Vive inquiétude dans les milieux familiaux

SHERBROOKE — À une semaine seulement de la réouverture des milieux familiaux, plusieurs questions cruciales restent sans réponse et l’équipement de protection promis aux éducatrices par le gouvernement n’a toujours pas été distribué. 

La présidente de l’Alliance des intervenantes en milieu familial de l’Estrie le dit d’emblée : depuis quelques jours, elle consacre tout son temps à répondre aux inquiétudes de ses membres.

« Il y a énormément d’inquiétudes de la part des responsables et surtout beaucoup de questions sans réponse », déplore Marlène Carbonneau lorsque jointe par La Tribune

Parmi les inquiétudes soulevées par plusieurs éducatrices, on retrouve notamment la question d’une compensation financière advenant qu’un milieu ne puisse rouvrir.

« Si l’éducatrice a plus de 60 ans ou s’il y a des personnes à risque qui vivent dans sa maison et que la personne décide de ne pas rouvrir, va-t-elle avoir à une rétribution? Si non, a-t-elle droit à la Prestation canadienne d’urgence ou est-ce considéré comme un refus de travail puisque ce n’est pas elle qui est malade, mais quelqu’un dans sa maison? » questionne Mme Carbonneau. 

Les éducatrices devront également faire face à des choix déchirants si plusieurs parents veulent retourner leur enfant dans leur service de garde alors que ces derniers doivent reprendre du service avec trois enfants maximum pour une éducatrice.

« Ce sera la responsable qui portera l’odieux de choisir les enfants qu’elle gardera », déplore la présidente du regroupement, en soulignant du même souffle que les enfants de l’éducatrice de moins de neuf ans continueront de compter dans le ratio malgré la situation actuelle.

« Si la responsable a deux enfants de moins de neuf ans qu’elle décide de ne pas renvoyer à l’école et qu’ils ne sont pas sous la responsabilité d’un autre adulte par exemple, ils vont compter dans son ratio. Elle pourra donc prendre un seul enfant parmi ses familles et cela la prive du revenu associé à ses places dès le 22 juin où les ratios remonteront à 100 % », souligne Mme Carbonneau. 

Les éducatrices espèrent que le gouvernement fera preuve de flexibilité quant aux mesures sanitaires imposées dans les milieux familiaux.

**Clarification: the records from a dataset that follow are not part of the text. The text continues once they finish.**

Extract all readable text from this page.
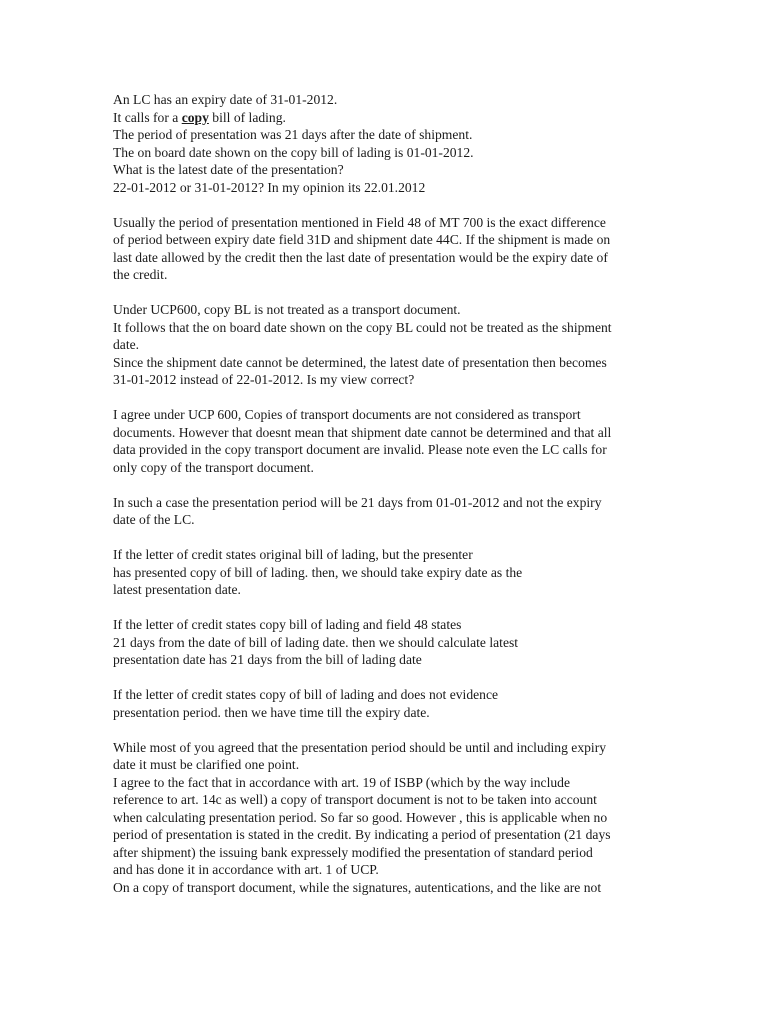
An LC has an expiry date of 31-01-2012.
It calls for a copy bill of lading.
The period of presentation was 21 days after the date of shipment.
The on board date shown on the copy bill of lading is 01-01-2012.
What is the latest date of the presentation?
22-01-2012 or 31-01-2012? In my opinion its 22.01.2012
Usually the period of presentation mentioned in Field 48 of MT 700 is the exact difference
of period between expiry date field 31D and shipment date 44C. If the shipment is made on
last date allowed by the credit then the last date of presentation would be the expiry date of
the credit.
Under UCP600, copy BL is not treated as a transport document.
It follows that the on board date shown on the copy BL could not be treated as the shipment
date.
Since the shipment date cannot be determined, the latest date of presentation then becomes
31-01-2012 instead of 22-01-2012. Is my view correct?
I agree under UCP 600, Copies of transport documents are not considered as transport
documents. However that doesnt mean that shipment date cannot be determined and that all
data provided in the copy transport document are invalid. Please note even the LC calls for
only copy of the transport document.
In such a case the presentation period will be 21 days from 01-01-2012 and not the expiry
date of the LC.
If the letter of credit states original bill of lading, but the presenter
has presented copy of bill of lading. then, we should take expiry date as the
latest presentation date.
If the letter of credit states copy bill of lading and field 48 states
21 days from the date of bill of lading date. then we should calculate latest
presentation date has 21 days from the bill of lading date
If the letter of credit states copy of bill of lading and does not evidence
presentation period. then we have time till the expiry date.
While most of you agreed that the presentation period should be until and including expiry
date it must be clarified one point.
I agree to the fact that in accordance with art. 19 of ISBP (which by the way include
reference to art. 14c as well) a copy of transport document is not to be taken into account
when calculating presentation period. So far so good. However , this is applicable when no
period of presentation is stated in the credit. By indicating a period of presentation (21 days
after shipment) the issuing bank expressely modified the presentation of standard period
and has done it in accordance with art. 1 of UCP.
On a copy of transport document, while the signatures, autentications, and the like are not
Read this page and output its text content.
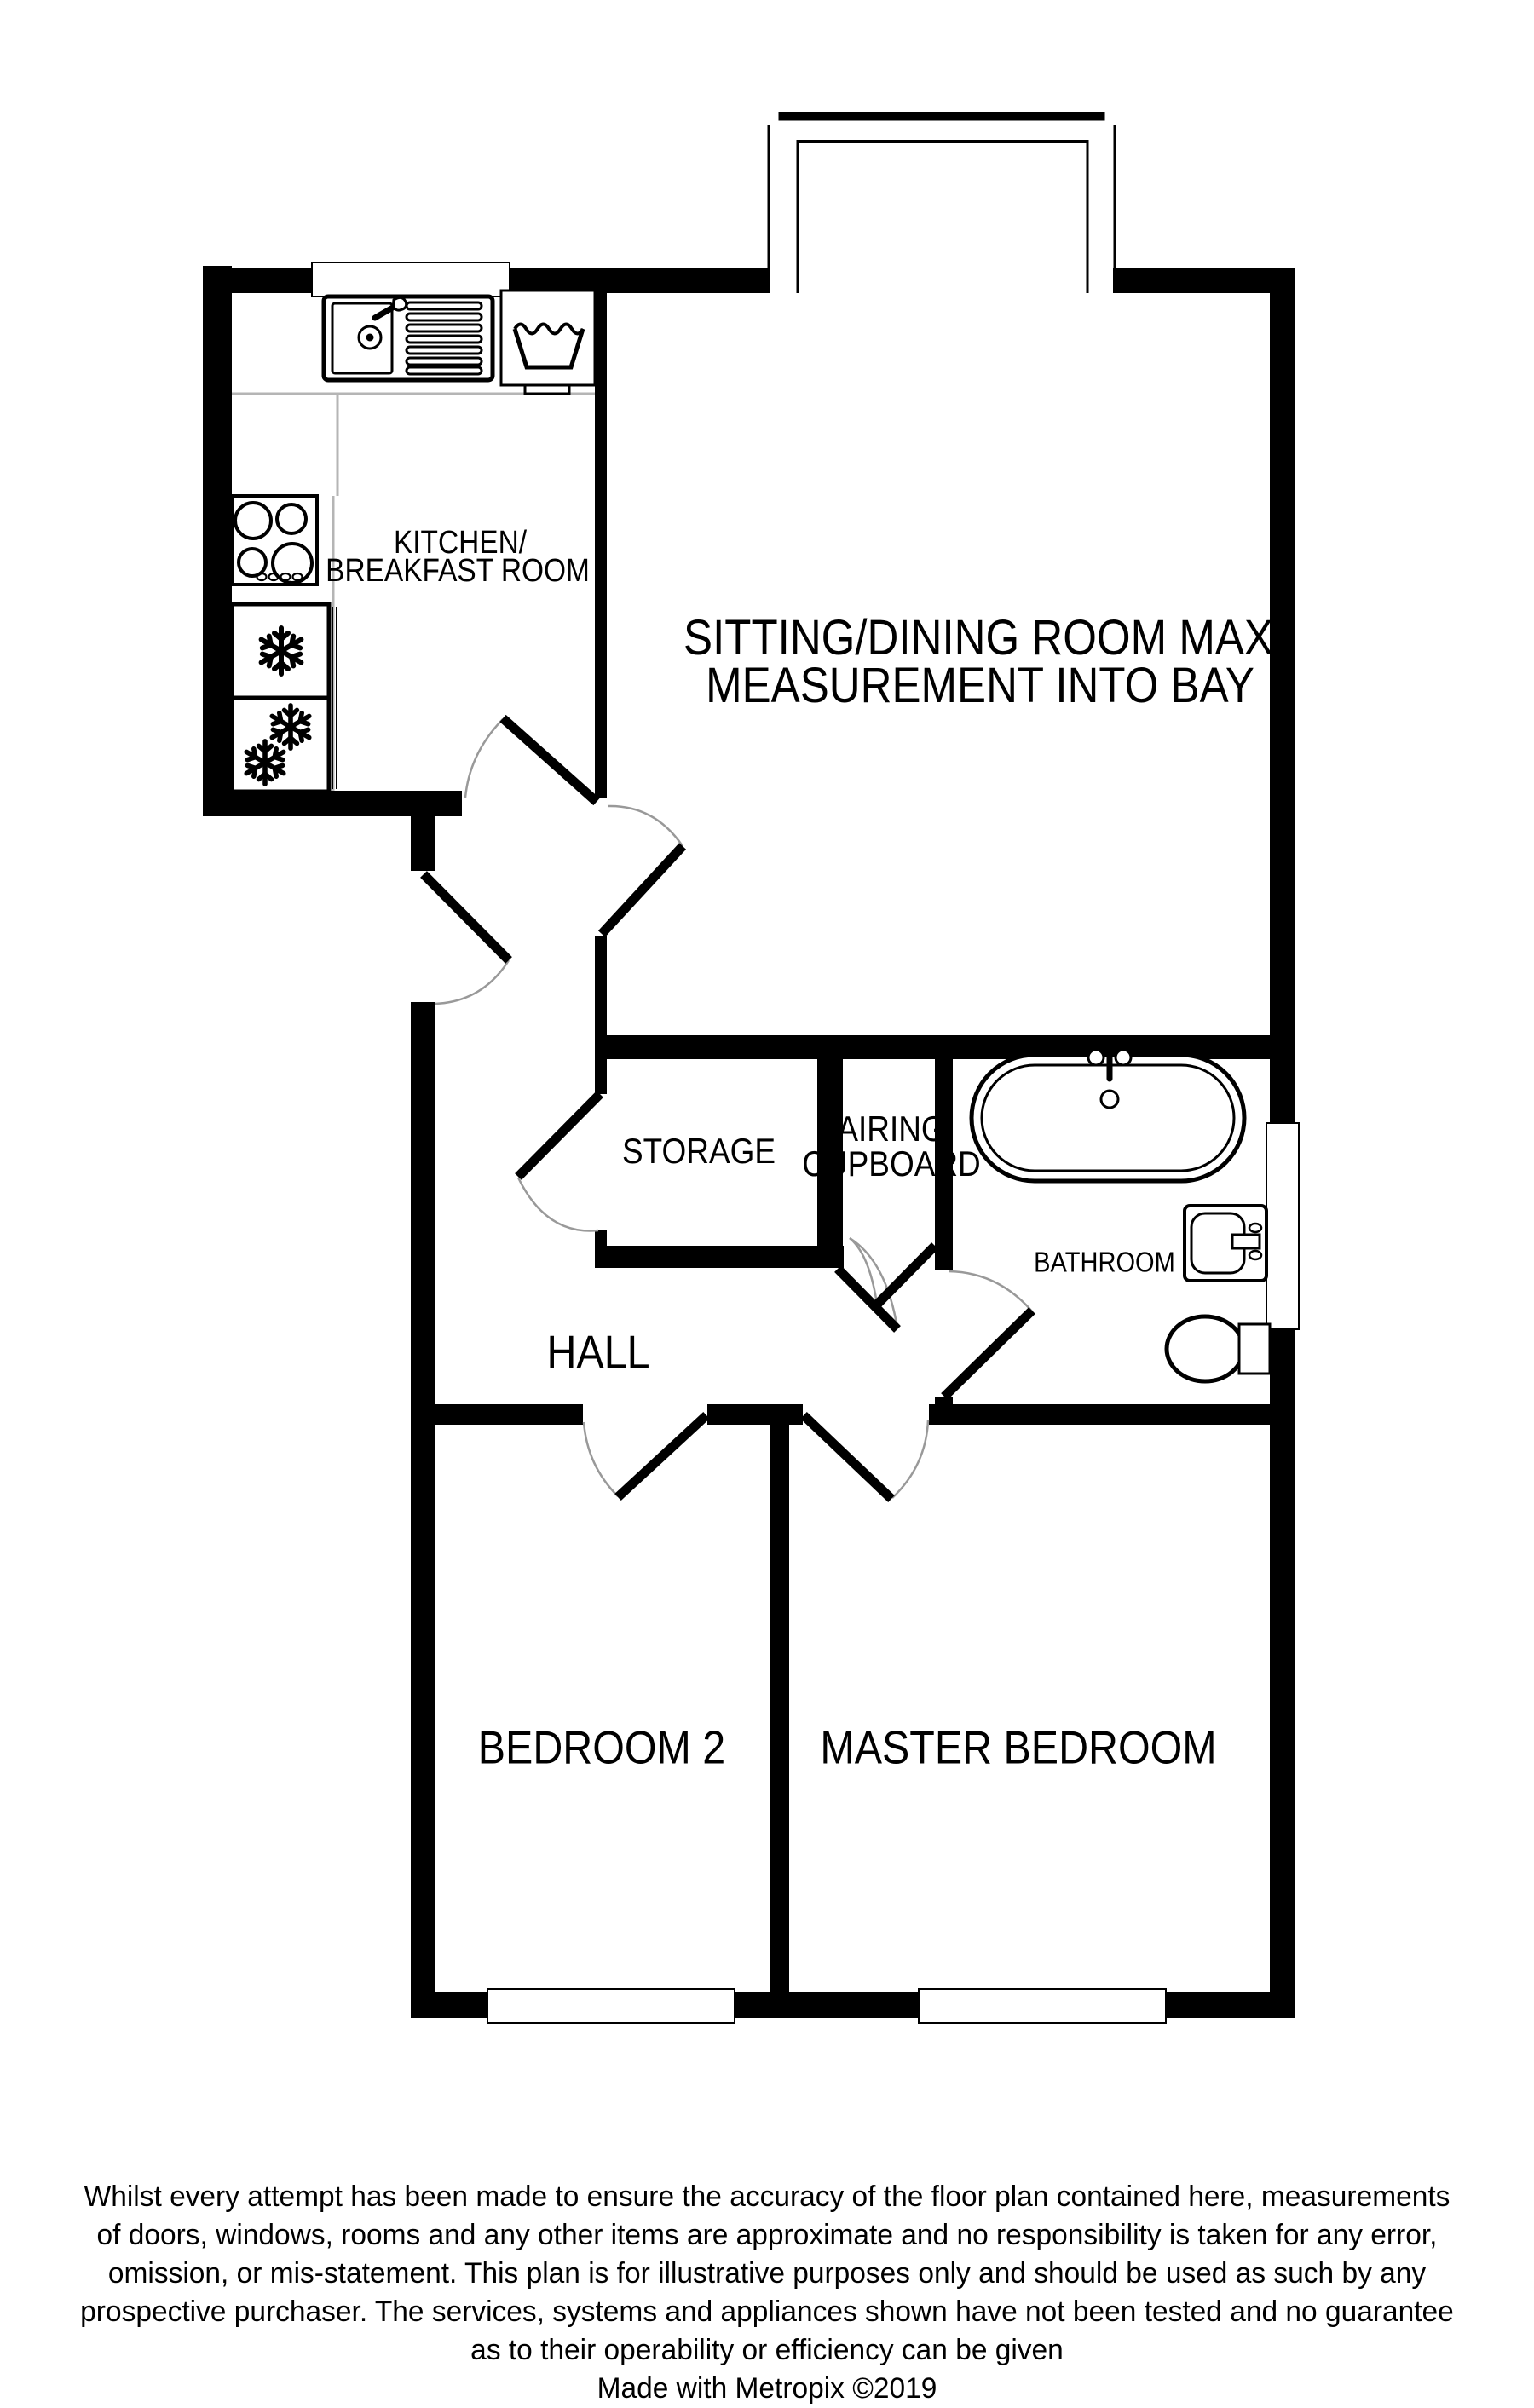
KITCHEN/
BREAKFAST ROOM
SITTING/DINING ROOM MAX
MEASUREMENT INTO BAY
STORAGE
AIRING
CUPBOARD
BATHROOM
HALL
BEDROOM 2 MASTER BEDROOM
Whilst every attempt has been made to ensure the accuracy of the floor plan contained here, measurements
of doors, windows, rooms and any other items are approximate and no responsibility is taken for any error,
omission, or mis-statement. This plan is for illustrative purposes only and should be used as such by any
prospective purchaser. The services, systems and appliances shown have not been tested and no guarantee
as to their operability or efficiency can be given
Made with Metropix ©2019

« Les responsables vont mettre de l’avant plusieurs mesures, mais il faut faire preuve de souplesse. C’est impossible d’avoir les mêmes exigences pour les milieux familiaux qui sont des milieux de vie », rapelle Mme Carbonneau. 

Pour ce qui est de l’équipement de protection annoncé par le gouvernement, la présidente du regroupement voit mal comment il pourrait être distribué aux 13 000 responsables du Québec en moins d’une semaine.

« La distribution est censée se faire via les bureaux coordonnateurs, mais le matériel n’est toujours pas arrivé. »

Vers des fermetures

Le Québec vivait déjà une pénurie de places en garderie bien avant la pandémie. Selon Mme Carbonneau, il manquait quelque 1800 milieux au Québec en janvier, ce qui représente plus de 10 000 places. En Estrie, le manque à gagner était d’environ 800 places.

Un sondage réalisé pour la Fédération des intervenantes en petite enfance du Québec il y a dix jours révèle que 43 % des éducatrices disaient ignorer si elles allaient rouvrir leur garderie en milieu familial et 4 % voulaient fermer définitivement leur service. Aussi, 10 % des éducatrices ne pouvaient pas rouvrir, car un membre de leur famille ou elle présentaient une « vulnérabilité sur le plan de la santé ».

« C’est plate à dire, mais les parents n’en trouveront pas de place, même s’ils s’inscrivent à La Place 0-5 comme le demande le gouvernement. Il n’y en avait pas de place avant et là tu rouvres juste 50 % du réseau », fait-elle valoir.

Manque de places en CPE

Les Centres de la petite enfance se préparent également à accueillir jusqu’à 30 % de leur clientèle régulière dès le 11 mai. Au CPE Le p’tit Gadu, la directrice générale Judith Laflamme anticipe déjà une trop forte demande de la part des familles. 

« Je suis en train de faire mon casse-tête selon les réponses des parents, mais je crois que je vais devoir faire des choix difficiles », constate Mme Laflamme qui considère que les dernières semaines se sont bien déroulées malgré la situation actuelle.

« En temps normal, le travail des éducatrices est de soutenir le développement de l’enfant. On ne peut pas dire que c’est ça pour l’instant, mais malgré tout ça va bien. Les enfants nous parlent du coronavirus, ils ont appris beaucoup de nouveaux mots et ont rapidement assimilé les consignes d’hygiène », assure la directrice.